According to Drudge, the AP tested its election returns systems today by broadcasting results it will likely see only in its dreams-- a GOP loss of 70 seats in the House and 10 in the Senate.
Governor Ventura had threatened to appoint a garbage man to Wellstone's seat. Instead he picked a crony.
Peggy Noonan says Norm Coleman won the debate. I just read the transcript and I agree. Coleman showed enormous discipline and restraint but still made his case on a number of issues.
Most disappointing was Mondale's trashing of poor Judge Pickering. He accused the embattled Mississippian of possessing "a very suspect record on civil rights." That "suspect" record, of course, includes testifying against the imperial wizard of the Klu Klux Klan in 1967, though it cost him the next election as local prosecutor.

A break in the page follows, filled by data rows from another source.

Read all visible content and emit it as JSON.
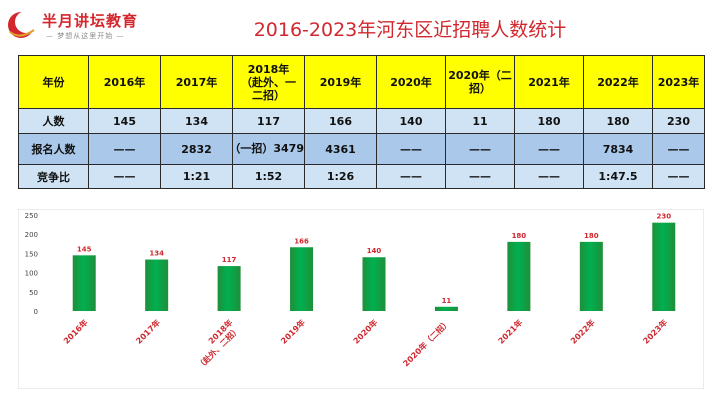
{
  "logo": {
    "name": "半月讲坛教育",
    "slogan": "— 梦想从这里开始 —",
    "brand_color": "#d4262d"
  },
  "title": "2016-2023年河东区近招聘人数统计",
  "table": {
    "row_labels": [
      "年份",
      "人数",
      "报名人数",
      "竞争比"
    ],
    "headers": [
      "2016年",
      "2017年",
      "2018年（赴外、一二招）",
      "2019年",
      "2020年",
      "2020年（二招）",
      "2021年",
      "2022年",
      "2023年"
    ],
    "header_display": [
      [
        "2016年"
      ],
      [
        "2017年"
      ],
      [
        "2018年",
        "（赴外、一",
        "二招）"
      ],
      [
        "2019年"
      ],
      [
        "2020年"
      ],
      [
        "2020年（二",
        "招）"
      ],
      [
        "2021年"
      ],
      [
        "2022年"
      ],
      [
        "2023年"
      ]
    ],
    "counts": [
      "145",
      "134",
      "117",
      "166",
      "140",
      "11",
      "180",
      "180",
      "230"
    ],
    "applicants": [
      "——",
      "2832",
      "3479（一招）",
      "4361",
      "——",
      "——",
      "——",
      "7834",
      "——"
    ],
    "ratios": [
      "——",
      "1:21",
      "1:52",
      "1:26",
      "——",
      "——",
      "——",
      "1:47.5",
      "——"
    ],
    "colors": {
      "header_bg": "#ffff00",
      "row_light": "#cfe3f5",
      "row_dark": "#a9c8ea"
    }
  },
  "chart_data": {
    "type": "bar",
    "categories": [
      "2016年",
      "2017年",
      "2018年（赴外、二招）",
      "2019年",
      "2020年",
      "2020年（二招）",
      "2021年",
      "2022年",
      "2023年"
    ],
    "category_lines": [
      [
        "2016年"
      ],
      [
        "2017年"
      ],
      [
        "2018年",
        "（赴外、二招）"
      ],
      [
        "2019年"
      ],
      [
        "2020年"
      ],
      [
        "2020年（二招）"
      ],
      [
        "2021年"
      ],
      [
        "2022年"
      ],
      [
        "2023年"
      ]
    ],
    "values": [
      145,
      134,
      117,
      166,
      140,
      11,
      180,
      180,
      230
    ],
    "ylim": [
      0,
      250
    ],
    "yticks": [
      0,
      50,
      100,
      150,
      200,
      250
    ],
    "title": "",
    "xlabel": "",
    "ylabel": "",
    "grid": false,
    "legend": false,
    "colors": {
      "bar_top": "#00b050",
      "bar_bottom": "#1f8f3a",
      "label": "#d0282e",
      "tick_label": "#d0282e",
      "axis_text": "#444444"
    }
  }
}
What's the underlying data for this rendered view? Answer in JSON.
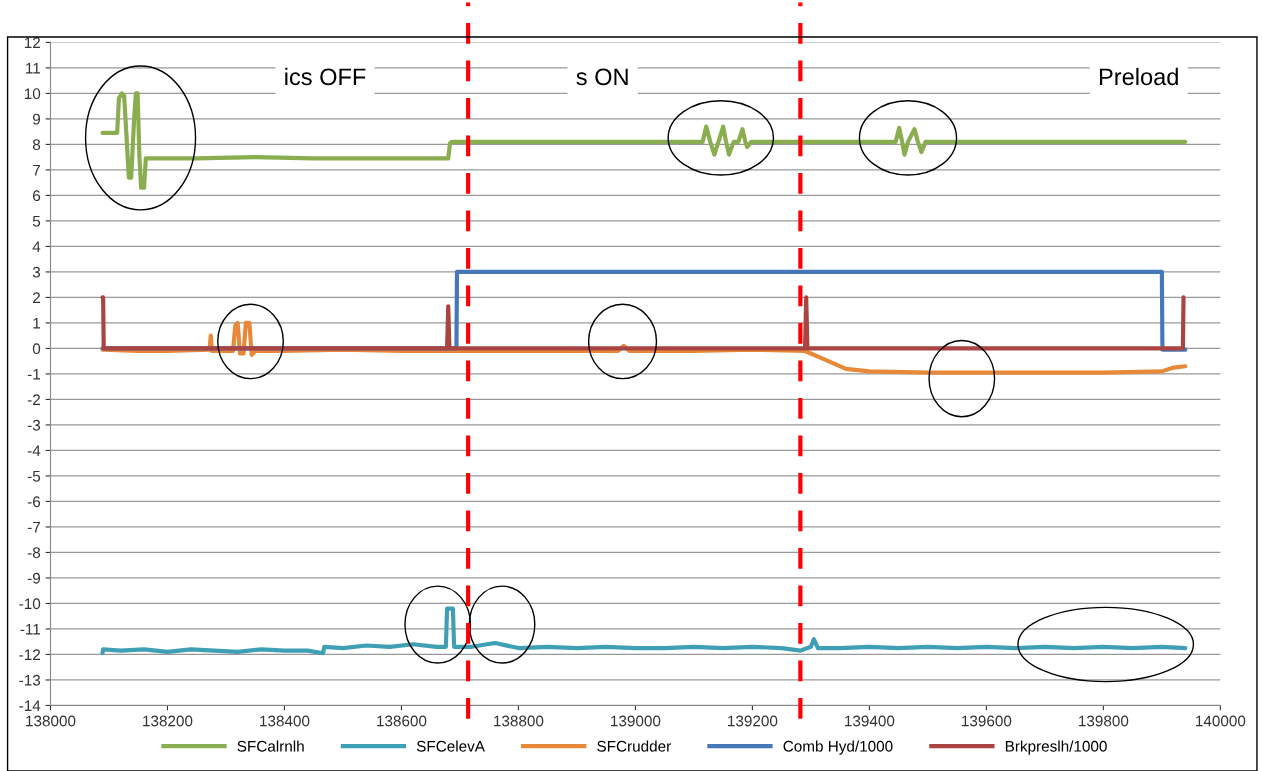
{
  "chart_data": {
    "type": "line",
    "xlim": [
      138000,
      140000
    ],
    "xticks": [
      138000,
      138200,
      138400,
      138600,
      138800,
      139000,
      139200,
      139400,
      139600,
      139800,
      140000
    ],
    "ylim": [
      -14,
      12
    ],
    "yticks": [
      -14,
      -13,
      -12,
      -11,
      -10,
      -9,
      -8,
      -7,
      -6,
      -5,
      -4,
      -3,
      -2,
      -1,
      0,
      1,
      2,
      3,
      4,
      5,
      6,
      7,
      8,
      9,
      10,
      11,
      12
    ],
    "grid": "y",
    "legend": "bottom",
    "marker": "none",
    "line_style": "solid",
    "ref_lines": [
      {
        "axis": "x",
        "value": 138714,
        "label": null,
        "color": "#ff0000",
        "line_style": "dashed"
      },
      {
        "axis": "x",
        "value": 139282,
        "label": null,
        "color": "#ff0000",
        "line_style": "dashed"
      }
    ],
    "annotations": [
      "ics OFF",
      "s ON",
      "Preload"
    ],
    "series": [
      {
        "name": "SFCalrnlh",
        "color": "#8aae4f",
        "x": [
          138089,
          138114,
          138117,
          138122,
          138126,
          138134,
          138138,
          138143,
          138146,
          138149,
          138152,
          138155,
          138160,
          138163,
          138166,
          138250,
          138350,
          138450,
          138550,
          138650,
          138680,
          138683,
          138686,
          138750,
          138850,
          138950,
          139050,
          139115,
          139121,
          139128,
          139135,
          139142,
          139150,
          139155,
          139160,
          139168,
          139176,
          139183,
          139188,
          139191,
          139198,
          139300,
          139400,
          139445,
          139451,
          139456,
          139460,
          139466,
          139477,
          139483,
          139489,
          139496,
          139550,
          139650,
          139750,
          139850,
          139940
        ],
        "values": [
          8.45,
          8.45,
          9.8,
          10.0,
          9.9,
          6.7,
          6.7,
          9.0,
          10.0,
          10.0,
          7.5,
          6.3,
          6.3,
          7.45,
          7.45,
          7.45,
          7.5,
          7.45,
          7.45,
          7.45,
          7.45,
          8.05,
          8.1,
          8.1,
          8.1,
          8.1,
          8.1,
          8.1,
          8.7,
          8.1,
          7.6,
          8.1,
          8.7,
          8.1,
          7.6,
          8.1,
          8.1,
          8.6,
          8.1,
          7.9,
          8.1,
          8.1,
          8.1,
          8.1,
          8.65,
          8.1,
          7.6,
          8.1,
          8.6,
          8.1,
          7.7,
          8.1,
          8.1,
          8.1,
          8.1,
          8.1,
          8.1
        ]
      },
      {
        "name": "SFCelevA",
        "color": "#3f9fb5",
        "x": [
          138089,
          138090,
          138120,
          138160,
          138200,
          138240,
          138280,
          138320,
          138360,
          138400,
          138440,
          138466,
          138468,
          138500,
          138540,
          138580,
          138620,
          138660,
          138676,
          138678,
          138688,
          138690,
          138720,
          138760,
          138800,
          138850,
          138900,
          138950,
          139000,
          139050,
          139100,
          139150,
          139200,
          139250,
          139282,
          139300,
          139305,
          139312,
          139350,
          139400,
          139450,
          139500,
          139550,
          139600,
          139650,
          139700,
          139750,
          139800,
          139850,
          139900,
          139940
        ],
        "values": [
          -11.95,
          -11.8,
          -11.85,
          -11.8,
          -11.9,
          -11.8,
          -11.85,
          -11.9,
          -11.8,
          -11.85,
          -11.85,
          -11.95,
          -11.7,
          -11.75,
          -11.65,
          -11.7,
          -11.6,
          -11.7,
          -11.7,
          -10.2,
          -10.2,
          -11.7,
          -11.7,
          -11.55,
          -11.75,
          -11.7,
          -11.75,
          -11.7,
          -11.75,
          -11.75,
          -11.7,
          -11.75,
          -11.7,
          -11.75,
          -11.85,
          -11.7,
          -11.4,
          -11.75,
          -11.75,
          -11.7,
          -11.75,
          -11.7,
          -11.75,
          -11.7,
          -11.75,
          -11.7,
          -11.75,
          -11.7,
          -11.75,
          -11.7,
          -11.75
        ]
      },
      {
        "name": "SFCrudder",
        "color": "#e8893a",
        "x": [
          138089,
          138150,
          138200,
          138272,
          138274,
          138276,
          138312,
          138316,
          138320,
          138324,
          138330,
          138334,
          138340,
          138344,
          138350,
          138400,
          138500,
          138600,
          138700,
          138800,
          138900,
          138970,
          138980,
          138990,
          139100,
          139200,
          139290,
          139320,
          139360,
          139400,
          139500,
          139600,
          139700,
          139800,
          139900,
          139920,
          139940
        ],
        "values": [
          -0.05,
          -0.1,
          -0.1,
          -0.05,
          0.5,
          -0.1,
          -0.1,
          0.9,
          1.0,
          -0.2,
          -0.2,
          1.0,
          1.0,
          -0.25,
          -0.1,
          -0.1,
          -0.05,
          -0.1,
          -0.1,
          -0.1,
          -0.1,
          -0.1,
          0.1,
          -0.1,
          -0.1,
          -0.05,
          -0.1,
          -0.4,
          -0.8,
          -0.9,
          -0.95,
          -0.95,
          -0.95,
          -0.95,
          -0.9,
          -0.75,
          -0.7
        ]
      },
      {
        "name": "Comb Hyd/1000",
        "color": "#4677b8",
        "x": [
          138089,
          138694,
          138695,
          139900,
          139901,
          139940
        ],
        "values": [
          0,
          0,
          3,
          3,
          -0.05,
          -0.05
        ]
      },
      {
        "name": "Brkpreslh/1000",
        "color": "#a94442",
        "x": [
          138089,
          138090,
          138091,
          138678,
          138680,
          138682,
          139290,
          139292,
          139294,
          139700,
          139934,
          139936,
          139937
        ],
        "values": [
          2,
          2,
          0,
          0,
          1.65,
          0,
          0,
          2,
          0,
          0,
          0,
          0,
          2
        ]
      }
    ]
  }
}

UPDATE: Byron York agrees and notes that Mondale seemed not quite on point at times. When Coleman alluded to the 24 percent interest rates of the Carter administration (which, I must admit, boggle my 29-year-old mind), Mondale had a haughty retort about some of Carter's foreign policy failures. And, in a fit of dementia, he accused Coleman of taking money, not only from Enron, but also from a corporation he called "World Dot Com." Mondale's apparently not as familiar with the corporations on whose boards he does not sit.
The American Prowler concurs and declares Mondale the "same true blue lib he was when he ran against Reagan."
Stephen Hayes admits Mondale passed the "drool test," but thinks Coleman was too easy on Carter's Number Two. John Fund thinks so, too. I get the impression both Fund and Hayes would have loved to have had a go at Fritz themselves.
Kaus's take: "Mondale gave no indication (at least none I detected) that he's not the same doctrinaire prisoner-of-interest-groups he was in 1984."